For a year, I tightened a narrow velcro strap around my pelvis, hoping the knot would heal. In the meantime, I was in constant pain. In the midst of these pelvic concerns, the symptoms of my eye appeared, an insult raised over my already damaged body. My life was starting to feel like a series of cruel coincidences. And then the ophthalmologist told me there was nothing wrong with my eyes. This is when I came with another diagnosis.

I had experienced so much pain in my life, and so much teasing pain in the months before the symptoms of my eye that the paths of pain in my brain became hypersensitivity.

I will explain this idea in more detail in later posts. But for now, it is enough to say that there are regions in the brain that receive information from other parts of your body (“Hmm, many signals coming from the toe you have just crashed into the bed”), interpret those signals ( “You damage your toe”) and create an emotional response to those signals (“Aargh, it hurts like hell”). Sometimes the brain receives signals of potential damage and calls your pain response (“This feeling in 45Th The mile of this bike ride is not pain; It’s progress! “)

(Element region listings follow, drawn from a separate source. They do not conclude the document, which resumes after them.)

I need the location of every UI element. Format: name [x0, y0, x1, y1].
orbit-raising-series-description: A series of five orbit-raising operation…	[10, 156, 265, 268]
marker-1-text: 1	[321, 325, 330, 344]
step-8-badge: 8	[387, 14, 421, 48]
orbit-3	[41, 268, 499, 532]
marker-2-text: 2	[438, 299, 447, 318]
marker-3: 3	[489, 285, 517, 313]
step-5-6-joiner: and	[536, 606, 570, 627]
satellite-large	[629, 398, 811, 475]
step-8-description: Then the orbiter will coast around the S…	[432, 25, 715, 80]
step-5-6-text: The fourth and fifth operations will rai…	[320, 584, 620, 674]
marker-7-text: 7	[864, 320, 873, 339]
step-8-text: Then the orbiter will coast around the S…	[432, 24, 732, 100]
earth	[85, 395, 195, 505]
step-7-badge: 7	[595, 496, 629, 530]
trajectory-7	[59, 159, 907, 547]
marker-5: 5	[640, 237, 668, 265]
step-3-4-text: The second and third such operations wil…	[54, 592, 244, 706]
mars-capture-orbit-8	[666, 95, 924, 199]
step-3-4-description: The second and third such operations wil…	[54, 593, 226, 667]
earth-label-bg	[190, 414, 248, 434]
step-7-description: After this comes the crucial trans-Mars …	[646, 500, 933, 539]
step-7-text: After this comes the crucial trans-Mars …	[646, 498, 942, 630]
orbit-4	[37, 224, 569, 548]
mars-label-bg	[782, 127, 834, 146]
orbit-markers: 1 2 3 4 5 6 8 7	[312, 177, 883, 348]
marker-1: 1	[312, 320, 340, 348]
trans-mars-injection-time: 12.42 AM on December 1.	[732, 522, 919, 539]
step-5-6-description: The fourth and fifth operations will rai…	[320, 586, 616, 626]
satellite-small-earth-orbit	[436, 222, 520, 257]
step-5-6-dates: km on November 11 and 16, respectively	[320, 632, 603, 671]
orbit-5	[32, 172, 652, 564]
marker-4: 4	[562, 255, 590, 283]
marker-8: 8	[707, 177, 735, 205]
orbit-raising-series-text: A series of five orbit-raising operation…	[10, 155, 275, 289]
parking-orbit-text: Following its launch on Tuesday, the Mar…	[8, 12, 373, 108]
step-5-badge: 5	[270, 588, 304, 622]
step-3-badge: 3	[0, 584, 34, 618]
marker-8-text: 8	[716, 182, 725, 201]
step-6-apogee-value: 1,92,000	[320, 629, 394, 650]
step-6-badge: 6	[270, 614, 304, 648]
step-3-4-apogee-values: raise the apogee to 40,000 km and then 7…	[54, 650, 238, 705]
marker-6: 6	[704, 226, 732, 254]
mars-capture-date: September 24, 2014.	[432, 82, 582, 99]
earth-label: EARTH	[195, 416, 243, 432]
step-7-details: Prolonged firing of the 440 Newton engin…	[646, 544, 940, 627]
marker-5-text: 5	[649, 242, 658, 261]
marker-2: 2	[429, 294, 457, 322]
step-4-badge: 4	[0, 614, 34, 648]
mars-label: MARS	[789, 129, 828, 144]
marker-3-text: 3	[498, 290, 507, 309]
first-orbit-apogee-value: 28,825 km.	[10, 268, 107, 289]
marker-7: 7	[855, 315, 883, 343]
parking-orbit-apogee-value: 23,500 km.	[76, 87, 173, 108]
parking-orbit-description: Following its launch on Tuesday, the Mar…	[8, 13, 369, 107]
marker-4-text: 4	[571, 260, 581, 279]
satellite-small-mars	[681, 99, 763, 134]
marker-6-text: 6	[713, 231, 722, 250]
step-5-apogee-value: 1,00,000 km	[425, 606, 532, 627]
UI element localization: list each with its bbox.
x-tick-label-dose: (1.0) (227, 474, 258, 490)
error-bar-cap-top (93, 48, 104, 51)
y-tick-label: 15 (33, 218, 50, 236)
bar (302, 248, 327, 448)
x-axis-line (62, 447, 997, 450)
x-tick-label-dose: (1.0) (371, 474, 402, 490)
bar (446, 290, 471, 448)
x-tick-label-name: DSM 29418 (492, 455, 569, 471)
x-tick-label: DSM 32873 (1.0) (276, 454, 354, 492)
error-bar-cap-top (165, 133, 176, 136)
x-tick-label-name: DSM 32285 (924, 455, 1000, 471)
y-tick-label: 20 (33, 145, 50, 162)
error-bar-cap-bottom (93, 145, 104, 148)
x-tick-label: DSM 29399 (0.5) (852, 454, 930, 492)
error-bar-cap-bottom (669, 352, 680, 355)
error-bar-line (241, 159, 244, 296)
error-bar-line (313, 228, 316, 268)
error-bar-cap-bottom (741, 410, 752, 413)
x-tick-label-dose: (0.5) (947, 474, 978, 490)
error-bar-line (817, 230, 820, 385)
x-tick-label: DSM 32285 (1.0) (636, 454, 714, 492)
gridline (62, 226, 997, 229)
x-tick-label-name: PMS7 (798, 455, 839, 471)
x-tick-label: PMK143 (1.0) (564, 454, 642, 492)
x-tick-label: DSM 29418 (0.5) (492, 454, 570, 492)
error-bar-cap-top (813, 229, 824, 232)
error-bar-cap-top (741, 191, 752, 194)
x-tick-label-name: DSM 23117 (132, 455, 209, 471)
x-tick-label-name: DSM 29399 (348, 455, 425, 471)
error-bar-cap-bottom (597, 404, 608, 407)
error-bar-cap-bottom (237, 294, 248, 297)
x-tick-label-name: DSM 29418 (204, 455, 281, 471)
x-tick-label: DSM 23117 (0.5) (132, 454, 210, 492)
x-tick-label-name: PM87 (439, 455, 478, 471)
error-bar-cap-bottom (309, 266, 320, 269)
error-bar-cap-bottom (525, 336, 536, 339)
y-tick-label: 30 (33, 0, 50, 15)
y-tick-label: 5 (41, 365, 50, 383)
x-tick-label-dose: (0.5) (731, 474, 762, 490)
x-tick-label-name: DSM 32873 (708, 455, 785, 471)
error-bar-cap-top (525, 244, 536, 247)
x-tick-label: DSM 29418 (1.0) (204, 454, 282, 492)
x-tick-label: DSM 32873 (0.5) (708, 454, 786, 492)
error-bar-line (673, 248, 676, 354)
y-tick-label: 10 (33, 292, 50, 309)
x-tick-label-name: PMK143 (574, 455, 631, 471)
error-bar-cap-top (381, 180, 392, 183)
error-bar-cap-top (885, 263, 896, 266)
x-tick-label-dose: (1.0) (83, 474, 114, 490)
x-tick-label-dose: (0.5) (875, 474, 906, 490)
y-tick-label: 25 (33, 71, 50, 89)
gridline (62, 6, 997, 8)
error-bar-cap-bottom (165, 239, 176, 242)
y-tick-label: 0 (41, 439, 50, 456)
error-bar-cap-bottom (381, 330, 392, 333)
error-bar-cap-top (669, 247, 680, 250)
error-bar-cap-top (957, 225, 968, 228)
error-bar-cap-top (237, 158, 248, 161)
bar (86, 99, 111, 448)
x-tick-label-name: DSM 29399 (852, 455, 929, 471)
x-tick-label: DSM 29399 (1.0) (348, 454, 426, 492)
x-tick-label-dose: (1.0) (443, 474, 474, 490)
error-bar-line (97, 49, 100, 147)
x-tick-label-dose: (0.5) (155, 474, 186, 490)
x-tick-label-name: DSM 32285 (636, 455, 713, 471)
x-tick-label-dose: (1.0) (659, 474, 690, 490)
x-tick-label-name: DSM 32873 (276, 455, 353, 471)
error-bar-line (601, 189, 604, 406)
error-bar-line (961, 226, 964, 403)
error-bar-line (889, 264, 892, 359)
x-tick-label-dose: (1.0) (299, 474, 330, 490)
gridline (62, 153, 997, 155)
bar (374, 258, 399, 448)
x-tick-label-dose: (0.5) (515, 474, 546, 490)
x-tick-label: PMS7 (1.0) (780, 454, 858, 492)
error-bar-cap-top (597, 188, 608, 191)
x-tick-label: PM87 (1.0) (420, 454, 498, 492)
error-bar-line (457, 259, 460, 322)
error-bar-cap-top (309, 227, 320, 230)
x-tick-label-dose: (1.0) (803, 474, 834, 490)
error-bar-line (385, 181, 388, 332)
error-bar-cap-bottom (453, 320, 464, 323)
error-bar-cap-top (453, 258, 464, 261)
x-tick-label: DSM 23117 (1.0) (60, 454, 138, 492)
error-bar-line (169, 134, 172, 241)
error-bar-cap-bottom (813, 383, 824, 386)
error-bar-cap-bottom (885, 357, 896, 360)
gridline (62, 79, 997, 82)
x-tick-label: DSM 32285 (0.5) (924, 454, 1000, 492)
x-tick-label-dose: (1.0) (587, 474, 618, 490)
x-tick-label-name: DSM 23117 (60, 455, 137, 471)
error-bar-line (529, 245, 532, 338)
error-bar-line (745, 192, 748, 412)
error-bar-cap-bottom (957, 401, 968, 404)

For chronic suffering of pain like me, the paths of pain in our brains often become extremely active. Under the bright lights, those that can damage our eyesight, the pain paths in our brains need to be thrown inside and make us take action (“Close our eyes, wear a hat, wear sunglasses …”) but in case Tim, moderate light, this had no danger to my eyes, however it led my brain to scream from pain. A good doctor, admitting that my eyes were healthy, should have explained that I needed a treatment that would calm those roads.

If you have chronic pain, your doctors have the right to seek peripheral damage that may make your brain experience pain. But whether they find such damage, they need to identify ways to calm your brain’s reaction to painful stimuli. People with chronic pain deserve better than saying there is nothing wrong with.